On retrouve dans ce nouveau livre l’écriture poétique découverte dans son précédent ouvrage, son oralité capable de saisir la beauté de gestes ordinaires.
L’ouvrage est centré autour d’un certain Oscar, vingt-cinq ans, qui travaille comme livreur d'électroménager pour une grande enseigne. Les journées se succèdent : les zones périphériques qui se ressemblent toutes, les trajets en camion, les clients plus ou moins aimables, la musique partagée et les cafés trop serrés. Puis viennent les soirées à refaire le monde, la fatigue et les lendemains brumeux. Autour de lui, il y a Kamel, le collègue danseur, Toutac, le pote d'enfance à côté de la plaque et Sanders, toujours entre deux ruptures. En miroir, il y a Clément, le frère modèle, celui qui avance, pendant qu'Oscar stagne, moteur allumé mais itinéraire inconnu. Quand Chloé, un visage du passé, réapparaît par hasard, une fissure s'ouvre dans la routine et ravive chez Oscar le besoin de reprendre la main sur sa vie.

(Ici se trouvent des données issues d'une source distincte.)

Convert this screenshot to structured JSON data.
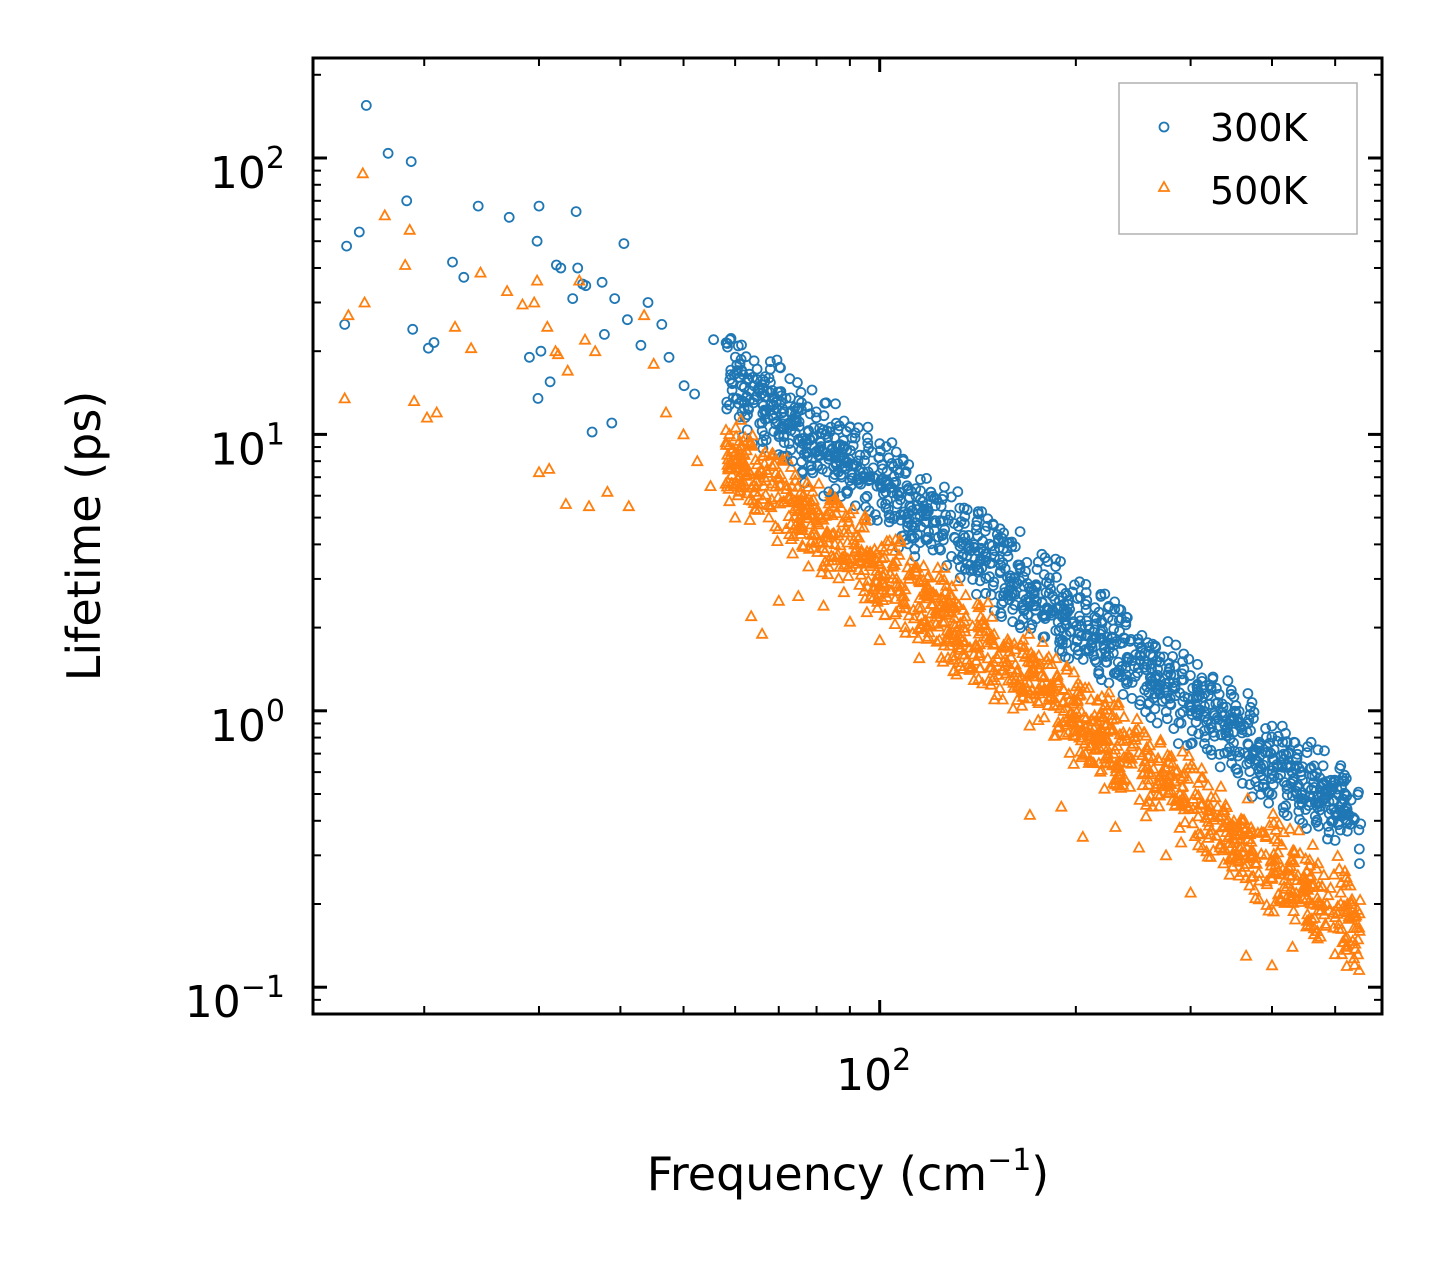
{
  "chart_data": {
    "type": "scatter",
    "title": "",
    "xlabel": "Frequency (cm",
    "xlabel_sup": "−1",
    "xlabel_close": ")",
    "ylabel": "Lifetime (ps)",
    "xscale": "log",
    "yscale": "log",
    "xlim": [
      13.5,
      590
    ],
    "ylim": [
      0.08,
      230
    ],
    "x_major_ticks": [
      {
        "value": 100,
        "base": "10",
        "exp": "2"
      }
    ],
    "y_major_ticks": [
      {
        "value": 0.1,
        "base": "10",
        "exp": "−1"
      },
      {
        "value": 1,
        "base": "10",
        "exp": "0"
      },
      {
        "value": 10,
        "base": "10",
        "exp": "1"
      },
      {
        "value": 100,
        "base": "10",
        "exp": "2"
      }
    ],
    "legend_position": "top-right",
    "series": [
      {
        "name": "300K",
        "marker": "circle",
        "color": "#1f77b4",
        "points": [
          [
            16.3,
            155
          ],
          [
            17.6,
            104
          ],
          [
            19.1,
            97
          ],
          [
            18.8,
            70
          ],
          [
            15.9,
            54
          ],
          [
            15.2,
            48
          ],
          [
            15.1,
            25
          ],
          [
            19.2,
            24
          ],
          [
            20.3,
            20.5
          ],
          [
            20.7,
            21.5
          ],
          [
            22.1,
            42
          ],
          [
            23.0,
            37
          ],
          [
            24.2,
            67
          ],
          [
            27.0,
            61
          ],
          [
            29.8,
            50
          ],
          [
            30.0,
            67
          ],
          [
            29.0,
            19
          ],
          [
            30.2,
            20
          ],
          [
            29.9,
            13.5
          ],
          [
            31.2,
            15.5
          ],
          [
            31.9,
            41
          ],
          [
            32.4,
            40
          ],
          [
            33.8,
            31
          ],
          [
            34.4,
            40
          ],
          [
            35.0,
            35
          ],
          [
            35.4,
            34.5
          ],
          [
            34.2,
            64
          ],
          [
            37.5,
            35.5
          ],
          [
            39.2,
            31
          ],
          [
            36.2,
            10.2
          ],
          [
            37.8,
            23
          ],
          [
            38.8,
            11
          ],
          [
            40.5,
            49
          ],
          [
            41.0,
            26
          ],
          [
            43.0,
            21
          ],
          [
            44.1,
            30
          ],
          [
            46.3,
            25
          ],
          [
            47.5,
            19
          ],
          [
            50.1,
            15
          ],
          [
            52.0,
            14
          ],
          [
            55.6,
            22
          ],
          [
            58.9,
            22
          ],
          [
            61.0,
            18
          ],
          [
            64.0,
            13
          ],
          [
            66.0,
            11
          ],
          [
            70.0,
            10
          ],
          [
            73.5,
            8
          ],
          [
            77.0,
            9.5
          ],
          [
            79.0,
            9.8
          ],
          [
            83.5,
            6.2
          ],
          [
            86.3,
            10.4
          ],
          [
            101.0,
            7.5
          ],
          [
            110.5,
            5.2
          ],
          [
            122.0,
            4.8
          ],
          [
            138.0,
            3.8
          ],
          [
            150.0,
            3.6
          ],
          [
            160.0,
            2.1
          ],
          [
            190.0,
            2.0
          ],
          [
            215.0,
            1.5
          ],
          [
            260.0,
            1.25
          ],
          [
            300.0,
            1.0
          ],
          [
            340.0,
            0.85
          ],
          [
            375.0,
            0.7
          ],
          [
            400.0,
            0.88
          ],
          [
            430.0,
            0.6
          ],
          [
            480.0,
            0.55
          ],
          [
            520.0,
            0.45
          ],
          [
            545.0,
            0.28
          ]
        ]
      },
      {
        "name": "500K",
        "marker": "triangle",
        "color": "#ff7f0e",
        "points": [
          [
            16.1,
            88
          ],
          [
            17.4,
            62
          ],
          [
            19.0,
            55
          ],
          [
            18.7,
            41
          ],
          [
            16.2,
            30
          ],
          [
            15.3,
            27
          ],
          [
            15.1,
            13.5
          ],
          [
            19.3,
            13.2
          ],
          [
            20.2,
            11.5
          ],
          [
            20.9,
            12
          ],
          [
            22.3,
            24.5
          ],
          [
            23.6,
            20.5
          ],
          [
            24.4,
            38.5
          ],
          [
            26.8,
            33
          ],
          [
            28.3,
            29.5
          ],
          [
            29.5,
            30
          ],
          [
            29.8,
            36
          ],
          [
            30.9,
            24.5
          ],
          [
            31.8,
            20
          ],
          [
            32.1,
            19.5
          ],
          [
            33.2,
            17
          ],
          [
            34.6,
            36
          ],
          [
            35.3,
            22
          ],
          [
            36.6,
            20
          ],
          [
            30.0,
            7.3
          ],
          [
            31.1,
            7.5
          ],
          [
            33.0,
            5.6
          ],
          [
            35.8,
            5.5
          ],
          [
            38.2,
            6.2
          ],
          [
            41.2,
            5.5
          ],
          [
            43.5,
            27
          ],
          [
            45.0,
            18
          ],
          [
            47.0,
            12
          ],
          [
            50.0,
            10
          ],
          [
            52.5,
            8
          ],
          [
            55.0,
            6.5
          ],
          [
            60.0,
            5
          ],
          [
            63.5,
            2.2
          ],
          [
            66.0,
            1.9
          ],
          [
            70.0,
            2.5
          ],
          [
            75.0,
            2.6
          ],
          [
            82.0,
            2.4
          ],
          [
            90.0,
            2.1
          ],
          [
            100.0,
            1.8
          ],
          [
            115.0,
            1.55
          ],
          [
            130.0,
            1.4
          ],
          [
            150.0,
            1.1
          ],
          [
            170.0,
            0.42
          ],
          [
            190.0,
            0.45
          ],
          [
            205.0,
            0.35
          ],
          [
            230.0,
            0.38
          ],
          [
            250.0,
            0.32
          ],
          [
            275.0,
            0.3
          ],
          [
            300.0,
            0.22
          ],
          [
            330.0,
            0.45
          ],
          [
            365.0,
            0.13
          ],
          [
            400.0,
            0.12
          ],
          [
            430.0,
            0.14
          ],
          [
            470.0,
            0.15
          ],
          [
            520.0,
            0.14
          ],
          [
            545.0,
            0.16
          ]
        ]
      }
    ]
  }
}
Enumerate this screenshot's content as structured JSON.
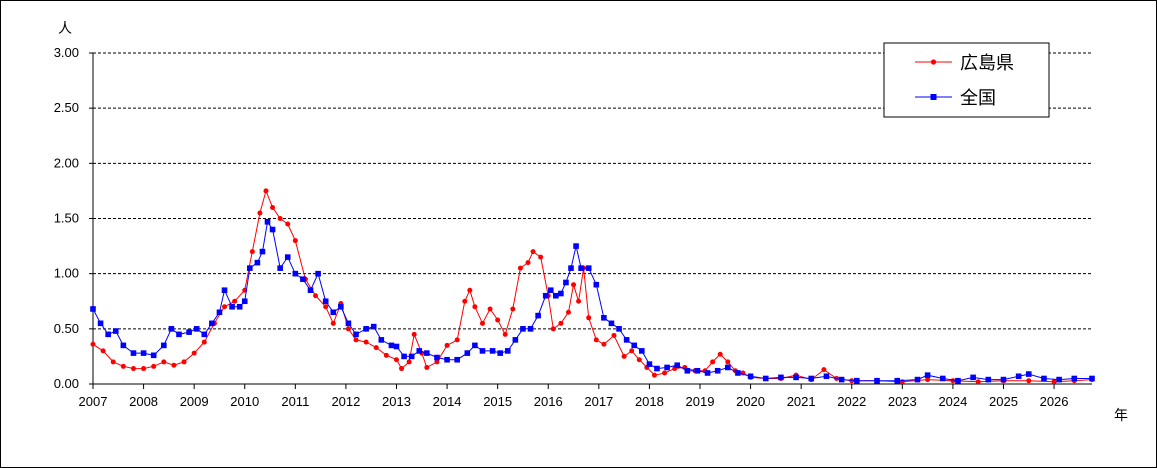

Eliot Ruffel fait partie de ces écrivains qui sont capables de nous proposer un ouvrage sensible, drôle et attachant autour d’histoires simples, de la vie quotidienne qui pourrait s’apparenter à une routine que tout un chacun peut vivre. On a tous presque autour de nous des amis ou des connaissances qui peuvent ressembler aux personnages rencontrés dans le livre. Evidemment, cela rend la lecture sympathique, on peut presque s’identifier à eux.
L’ouvrage est court, un peu plus de 150 pages. On se lance dedans d’une traite, évidemment, comme on regarderait un film en entier.